Like many Americans, I have always envisioned America as a country of plenty, a country of opportunity. In such a country, there is no reason for anyone to go hungry. And yet, House Republicans are determined to starve families on the brink.
On June 21, the House passed legislation that would require food stamp recipients to meet new and increased work restrictions. The stated intent is to get more low-income individuals into the workforce, and to break what some House Republicans have called the “cycle of poverty” created by welfare. But in reality, stripping SNAP benefits from people already at or below the poverty line will only increase the number of people, including children, who go hungry.
The Senate is expected to vote as early as this week on their own version of the same legislation – the Farm Bill – which is not nearly as punitive and harmful to families as the House bill.
Here in Nevada, a little over 440,000 people received SNAP benefits in 2017, or around 15 percent. More than 65 percent of those people are in families with children, and almost 25 percent are in families with elderly or disabled members, according to data from the Center on Budget and Policy Priorities. Between 2009 and 2012, SNAP kept 58,000 people per year out of poverty in our state.
Current Republican dogma holds that these resources, less than $1 billion for Nevada and going towards our most vulnerable citizens, are contributing to unemployment and encouraging recipients to remain dependent on government welfare. But the reality is much more complex. According to the US Department of Agriculture, more than 44 percent of SNAP-receiving households had some income, but only 18 percent had income above the poverty line. Despite this, the majority of SNAP households did not receive any other form of government resources. Essentially, SNAP recipients are working and using only what they need to keep themselves and their children from going hungry, while still struggling to make ends meet.

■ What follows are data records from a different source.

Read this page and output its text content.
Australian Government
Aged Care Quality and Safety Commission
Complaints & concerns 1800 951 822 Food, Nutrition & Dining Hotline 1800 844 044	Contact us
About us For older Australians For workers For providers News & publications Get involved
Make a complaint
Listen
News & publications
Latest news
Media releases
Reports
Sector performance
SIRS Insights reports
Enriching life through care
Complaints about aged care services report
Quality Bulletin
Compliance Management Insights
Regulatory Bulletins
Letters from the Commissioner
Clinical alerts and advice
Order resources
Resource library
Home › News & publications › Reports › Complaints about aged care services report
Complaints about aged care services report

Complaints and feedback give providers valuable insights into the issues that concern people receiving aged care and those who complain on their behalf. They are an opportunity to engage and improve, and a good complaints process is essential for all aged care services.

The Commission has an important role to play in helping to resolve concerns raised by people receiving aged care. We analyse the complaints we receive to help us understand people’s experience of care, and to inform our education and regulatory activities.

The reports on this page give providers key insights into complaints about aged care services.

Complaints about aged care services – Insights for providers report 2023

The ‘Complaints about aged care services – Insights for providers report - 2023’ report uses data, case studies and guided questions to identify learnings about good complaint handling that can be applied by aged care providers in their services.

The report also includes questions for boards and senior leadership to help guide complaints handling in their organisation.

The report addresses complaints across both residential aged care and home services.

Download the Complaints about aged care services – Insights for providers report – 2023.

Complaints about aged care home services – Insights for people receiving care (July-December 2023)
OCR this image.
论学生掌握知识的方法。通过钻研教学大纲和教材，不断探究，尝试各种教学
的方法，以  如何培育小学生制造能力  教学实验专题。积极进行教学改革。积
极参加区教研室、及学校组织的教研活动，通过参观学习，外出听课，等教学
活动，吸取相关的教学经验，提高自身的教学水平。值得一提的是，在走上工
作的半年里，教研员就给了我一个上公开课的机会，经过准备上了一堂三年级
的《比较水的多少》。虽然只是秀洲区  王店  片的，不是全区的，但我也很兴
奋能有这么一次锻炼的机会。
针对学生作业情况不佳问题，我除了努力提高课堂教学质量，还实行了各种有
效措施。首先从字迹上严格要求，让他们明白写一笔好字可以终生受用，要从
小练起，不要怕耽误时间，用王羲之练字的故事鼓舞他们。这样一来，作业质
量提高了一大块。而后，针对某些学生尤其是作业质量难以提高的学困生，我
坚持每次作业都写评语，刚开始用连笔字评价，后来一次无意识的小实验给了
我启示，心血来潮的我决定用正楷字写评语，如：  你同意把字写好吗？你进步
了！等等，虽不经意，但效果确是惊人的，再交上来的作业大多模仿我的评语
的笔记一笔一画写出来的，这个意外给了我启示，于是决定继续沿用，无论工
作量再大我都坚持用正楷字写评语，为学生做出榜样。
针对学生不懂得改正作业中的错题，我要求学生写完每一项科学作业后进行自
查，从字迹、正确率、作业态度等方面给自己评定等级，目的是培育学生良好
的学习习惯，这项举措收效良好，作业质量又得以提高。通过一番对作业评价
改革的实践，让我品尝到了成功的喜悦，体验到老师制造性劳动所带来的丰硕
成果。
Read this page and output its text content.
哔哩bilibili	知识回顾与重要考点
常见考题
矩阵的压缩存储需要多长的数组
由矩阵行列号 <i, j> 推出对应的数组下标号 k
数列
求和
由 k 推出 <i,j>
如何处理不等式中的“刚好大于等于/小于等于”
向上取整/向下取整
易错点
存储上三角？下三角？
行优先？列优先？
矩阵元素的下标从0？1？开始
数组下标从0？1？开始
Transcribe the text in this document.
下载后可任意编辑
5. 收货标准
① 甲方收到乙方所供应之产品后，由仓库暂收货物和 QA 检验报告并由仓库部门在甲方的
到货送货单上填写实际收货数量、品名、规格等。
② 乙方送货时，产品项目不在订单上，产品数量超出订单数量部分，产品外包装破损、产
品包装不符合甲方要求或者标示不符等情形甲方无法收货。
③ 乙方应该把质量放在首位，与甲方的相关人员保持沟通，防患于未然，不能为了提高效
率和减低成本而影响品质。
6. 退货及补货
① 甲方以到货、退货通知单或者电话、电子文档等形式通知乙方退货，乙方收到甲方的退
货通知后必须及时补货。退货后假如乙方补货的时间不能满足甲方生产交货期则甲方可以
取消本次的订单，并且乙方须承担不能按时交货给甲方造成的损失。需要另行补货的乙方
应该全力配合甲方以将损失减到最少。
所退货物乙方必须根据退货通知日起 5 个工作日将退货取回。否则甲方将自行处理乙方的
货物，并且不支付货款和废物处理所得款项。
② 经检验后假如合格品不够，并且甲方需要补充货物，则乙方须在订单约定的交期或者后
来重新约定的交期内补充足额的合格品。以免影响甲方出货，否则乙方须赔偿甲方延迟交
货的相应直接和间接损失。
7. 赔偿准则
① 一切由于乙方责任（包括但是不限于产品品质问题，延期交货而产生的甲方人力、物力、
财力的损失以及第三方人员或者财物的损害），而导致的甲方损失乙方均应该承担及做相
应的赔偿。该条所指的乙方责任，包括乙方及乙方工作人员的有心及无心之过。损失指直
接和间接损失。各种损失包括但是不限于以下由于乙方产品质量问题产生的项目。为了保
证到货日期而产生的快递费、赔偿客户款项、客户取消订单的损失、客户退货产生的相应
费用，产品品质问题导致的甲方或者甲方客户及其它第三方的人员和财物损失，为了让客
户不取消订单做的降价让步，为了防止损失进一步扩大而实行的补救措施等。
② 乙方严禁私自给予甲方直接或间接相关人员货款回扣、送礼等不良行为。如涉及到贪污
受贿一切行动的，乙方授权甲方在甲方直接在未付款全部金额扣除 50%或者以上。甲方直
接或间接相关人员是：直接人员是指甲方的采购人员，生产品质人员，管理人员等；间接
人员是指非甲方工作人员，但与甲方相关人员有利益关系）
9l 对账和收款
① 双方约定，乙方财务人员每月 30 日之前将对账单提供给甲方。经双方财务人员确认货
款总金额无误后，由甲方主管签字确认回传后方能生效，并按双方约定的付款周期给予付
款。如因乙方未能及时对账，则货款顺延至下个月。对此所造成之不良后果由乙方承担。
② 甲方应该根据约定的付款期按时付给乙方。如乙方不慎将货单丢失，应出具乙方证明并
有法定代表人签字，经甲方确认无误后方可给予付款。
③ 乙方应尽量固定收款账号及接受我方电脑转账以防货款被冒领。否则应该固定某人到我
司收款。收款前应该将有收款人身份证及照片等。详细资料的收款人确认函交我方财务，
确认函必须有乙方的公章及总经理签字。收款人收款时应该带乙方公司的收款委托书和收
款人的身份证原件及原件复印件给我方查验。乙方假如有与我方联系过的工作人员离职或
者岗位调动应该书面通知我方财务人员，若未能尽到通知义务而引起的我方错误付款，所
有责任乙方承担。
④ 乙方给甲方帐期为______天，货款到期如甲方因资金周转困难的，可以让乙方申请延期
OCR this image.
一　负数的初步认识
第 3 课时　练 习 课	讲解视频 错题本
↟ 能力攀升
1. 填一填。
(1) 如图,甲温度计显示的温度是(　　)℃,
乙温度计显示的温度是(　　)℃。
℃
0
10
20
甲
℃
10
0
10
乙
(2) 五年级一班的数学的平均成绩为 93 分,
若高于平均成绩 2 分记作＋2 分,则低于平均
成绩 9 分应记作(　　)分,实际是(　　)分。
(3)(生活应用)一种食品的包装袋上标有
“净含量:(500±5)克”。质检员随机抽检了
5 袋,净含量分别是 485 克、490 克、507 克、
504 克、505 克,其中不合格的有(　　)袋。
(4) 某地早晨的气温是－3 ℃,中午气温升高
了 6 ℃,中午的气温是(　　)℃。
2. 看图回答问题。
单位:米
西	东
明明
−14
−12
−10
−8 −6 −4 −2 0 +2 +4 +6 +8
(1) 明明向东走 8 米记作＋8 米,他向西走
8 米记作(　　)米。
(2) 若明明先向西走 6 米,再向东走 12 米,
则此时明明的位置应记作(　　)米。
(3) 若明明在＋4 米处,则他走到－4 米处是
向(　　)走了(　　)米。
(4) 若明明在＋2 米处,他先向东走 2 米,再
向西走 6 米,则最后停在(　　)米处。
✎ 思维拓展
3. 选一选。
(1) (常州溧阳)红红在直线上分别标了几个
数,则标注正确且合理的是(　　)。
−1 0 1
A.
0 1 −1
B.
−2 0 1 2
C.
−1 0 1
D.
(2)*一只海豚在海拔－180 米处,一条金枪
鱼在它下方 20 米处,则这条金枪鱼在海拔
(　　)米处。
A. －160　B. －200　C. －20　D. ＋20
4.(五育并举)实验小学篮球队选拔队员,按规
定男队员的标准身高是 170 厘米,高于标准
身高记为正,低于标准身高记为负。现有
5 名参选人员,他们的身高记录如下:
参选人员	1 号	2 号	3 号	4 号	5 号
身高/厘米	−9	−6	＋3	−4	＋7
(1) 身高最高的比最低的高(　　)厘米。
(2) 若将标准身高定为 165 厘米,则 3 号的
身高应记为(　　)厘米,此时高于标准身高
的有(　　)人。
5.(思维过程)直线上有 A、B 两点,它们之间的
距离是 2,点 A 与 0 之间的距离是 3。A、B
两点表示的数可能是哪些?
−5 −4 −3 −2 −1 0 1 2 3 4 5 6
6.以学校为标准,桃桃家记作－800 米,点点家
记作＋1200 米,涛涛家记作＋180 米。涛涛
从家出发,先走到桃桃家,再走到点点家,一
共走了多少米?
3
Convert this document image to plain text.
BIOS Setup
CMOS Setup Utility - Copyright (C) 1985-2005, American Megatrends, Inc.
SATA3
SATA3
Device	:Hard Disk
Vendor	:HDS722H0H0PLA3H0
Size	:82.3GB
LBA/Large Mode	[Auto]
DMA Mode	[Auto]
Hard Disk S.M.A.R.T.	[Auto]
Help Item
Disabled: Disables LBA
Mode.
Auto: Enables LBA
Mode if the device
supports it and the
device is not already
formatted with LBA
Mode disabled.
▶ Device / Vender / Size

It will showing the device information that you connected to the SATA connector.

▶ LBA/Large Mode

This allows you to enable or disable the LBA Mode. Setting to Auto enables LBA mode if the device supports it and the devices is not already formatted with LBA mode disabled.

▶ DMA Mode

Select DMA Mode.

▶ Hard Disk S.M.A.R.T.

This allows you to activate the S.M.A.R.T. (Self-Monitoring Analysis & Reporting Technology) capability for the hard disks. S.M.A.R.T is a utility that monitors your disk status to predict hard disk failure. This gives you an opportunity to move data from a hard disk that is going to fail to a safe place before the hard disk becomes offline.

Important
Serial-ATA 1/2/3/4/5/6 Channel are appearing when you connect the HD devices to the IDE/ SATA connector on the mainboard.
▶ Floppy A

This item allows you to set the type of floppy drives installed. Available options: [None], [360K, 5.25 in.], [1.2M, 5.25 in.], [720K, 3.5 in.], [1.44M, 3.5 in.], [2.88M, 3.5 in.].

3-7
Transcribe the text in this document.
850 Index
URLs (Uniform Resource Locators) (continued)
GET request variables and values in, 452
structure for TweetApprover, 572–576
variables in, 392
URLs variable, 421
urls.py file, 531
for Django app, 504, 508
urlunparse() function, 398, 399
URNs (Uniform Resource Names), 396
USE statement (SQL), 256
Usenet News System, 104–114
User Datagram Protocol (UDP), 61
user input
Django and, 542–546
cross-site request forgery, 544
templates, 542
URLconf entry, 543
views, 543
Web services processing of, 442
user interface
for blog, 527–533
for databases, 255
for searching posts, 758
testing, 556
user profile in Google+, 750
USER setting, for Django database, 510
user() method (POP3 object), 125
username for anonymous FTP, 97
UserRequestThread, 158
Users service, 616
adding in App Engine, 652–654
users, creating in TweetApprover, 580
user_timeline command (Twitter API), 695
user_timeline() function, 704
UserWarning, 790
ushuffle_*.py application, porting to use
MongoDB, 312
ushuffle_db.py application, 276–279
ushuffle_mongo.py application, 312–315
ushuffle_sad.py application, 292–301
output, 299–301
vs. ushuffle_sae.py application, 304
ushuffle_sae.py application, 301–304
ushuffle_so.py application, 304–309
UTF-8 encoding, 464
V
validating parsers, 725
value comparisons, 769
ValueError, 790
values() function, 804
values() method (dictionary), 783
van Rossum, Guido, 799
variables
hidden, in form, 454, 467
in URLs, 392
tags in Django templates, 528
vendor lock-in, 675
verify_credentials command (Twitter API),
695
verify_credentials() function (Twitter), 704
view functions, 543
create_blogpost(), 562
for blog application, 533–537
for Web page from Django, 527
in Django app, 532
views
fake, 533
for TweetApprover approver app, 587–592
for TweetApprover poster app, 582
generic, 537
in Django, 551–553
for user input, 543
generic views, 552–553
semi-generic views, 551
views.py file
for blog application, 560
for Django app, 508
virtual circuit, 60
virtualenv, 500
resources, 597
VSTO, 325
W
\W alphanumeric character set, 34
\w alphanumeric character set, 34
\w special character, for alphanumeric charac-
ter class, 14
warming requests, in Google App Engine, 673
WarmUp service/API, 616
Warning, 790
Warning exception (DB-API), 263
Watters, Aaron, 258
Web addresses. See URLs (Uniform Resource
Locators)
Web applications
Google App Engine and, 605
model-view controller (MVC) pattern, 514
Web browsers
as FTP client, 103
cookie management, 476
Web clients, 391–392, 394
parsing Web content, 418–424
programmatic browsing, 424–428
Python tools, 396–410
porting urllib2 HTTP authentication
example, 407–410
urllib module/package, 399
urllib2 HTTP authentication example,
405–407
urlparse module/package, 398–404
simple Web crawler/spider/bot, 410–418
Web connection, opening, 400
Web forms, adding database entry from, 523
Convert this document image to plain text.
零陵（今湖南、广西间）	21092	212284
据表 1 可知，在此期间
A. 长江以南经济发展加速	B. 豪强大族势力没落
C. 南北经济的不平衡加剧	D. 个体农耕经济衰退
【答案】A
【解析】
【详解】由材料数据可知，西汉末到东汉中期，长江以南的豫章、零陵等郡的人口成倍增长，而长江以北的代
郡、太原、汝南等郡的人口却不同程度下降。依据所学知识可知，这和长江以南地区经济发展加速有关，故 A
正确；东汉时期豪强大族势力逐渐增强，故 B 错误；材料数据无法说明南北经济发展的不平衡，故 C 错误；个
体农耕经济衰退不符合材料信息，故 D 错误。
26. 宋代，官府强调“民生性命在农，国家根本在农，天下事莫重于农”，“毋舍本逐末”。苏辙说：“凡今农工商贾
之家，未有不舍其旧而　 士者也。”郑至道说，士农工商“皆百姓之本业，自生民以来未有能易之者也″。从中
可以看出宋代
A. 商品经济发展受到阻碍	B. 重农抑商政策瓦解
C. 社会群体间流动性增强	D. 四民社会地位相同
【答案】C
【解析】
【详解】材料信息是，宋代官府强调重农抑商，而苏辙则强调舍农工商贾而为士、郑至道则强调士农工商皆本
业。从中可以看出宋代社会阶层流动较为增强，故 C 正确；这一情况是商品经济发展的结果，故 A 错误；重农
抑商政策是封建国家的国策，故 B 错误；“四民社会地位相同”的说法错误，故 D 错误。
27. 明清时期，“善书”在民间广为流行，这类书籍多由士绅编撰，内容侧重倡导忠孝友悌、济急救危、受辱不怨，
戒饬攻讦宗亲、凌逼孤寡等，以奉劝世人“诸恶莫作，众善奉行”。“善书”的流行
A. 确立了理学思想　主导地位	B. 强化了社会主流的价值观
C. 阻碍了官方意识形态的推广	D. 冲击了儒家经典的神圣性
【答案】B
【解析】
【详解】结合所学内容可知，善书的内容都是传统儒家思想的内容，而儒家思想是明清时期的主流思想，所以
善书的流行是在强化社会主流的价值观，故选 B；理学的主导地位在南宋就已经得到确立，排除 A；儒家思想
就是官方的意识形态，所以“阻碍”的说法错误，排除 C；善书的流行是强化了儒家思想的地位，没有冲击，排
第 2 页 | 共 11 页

Republicans want us to believe that SNAP and other welfare recipients are lazy and entitled, sucking taxes out of the rest of us deserving citizens. This is a pervasive and ugly lie. The reality is that our economy has failed our low-income families, depriving them of a dignified life even as they work hard every day to provide for themselves, their children, and other dependents. But instead of addressing this, Republicans choose to give tax cuts to the wealthiest one percent and then turn around and rip away what little security and dignity struggling families have.
For a society to function, citizens must have access to basic resources, including food and shelter, so that they can contribute meaningfully to it. In America, one in six children go hungry, and as a result they may experience developmental delays, health problems such as anemia and asthma, and behavioral problems – all of which cost us in long-term healthcare funding as well as lost labor from children who could otherwise grow up to be productive members of society. Adults who go hungry are also more likely to develop health problems that require serious, long-term care, such as diabetes and heart disease.
Republicans claim that imposing new work requirements will break the cycle of poverty, but the truth is that without nutrition, SNAP-receiving families will be driven further into destitution. We are the richest country on Earth, and there is no reason why anyone should go to sleep hungry, especially not while the wealthy receive tax cut after tax cut. If we really want to address the plight of low-income families in this nation, we need to take a hard look at our economy and push our lawmakers to make decisions that will make it work for everyone, not just the companies with the greatest lobbying power.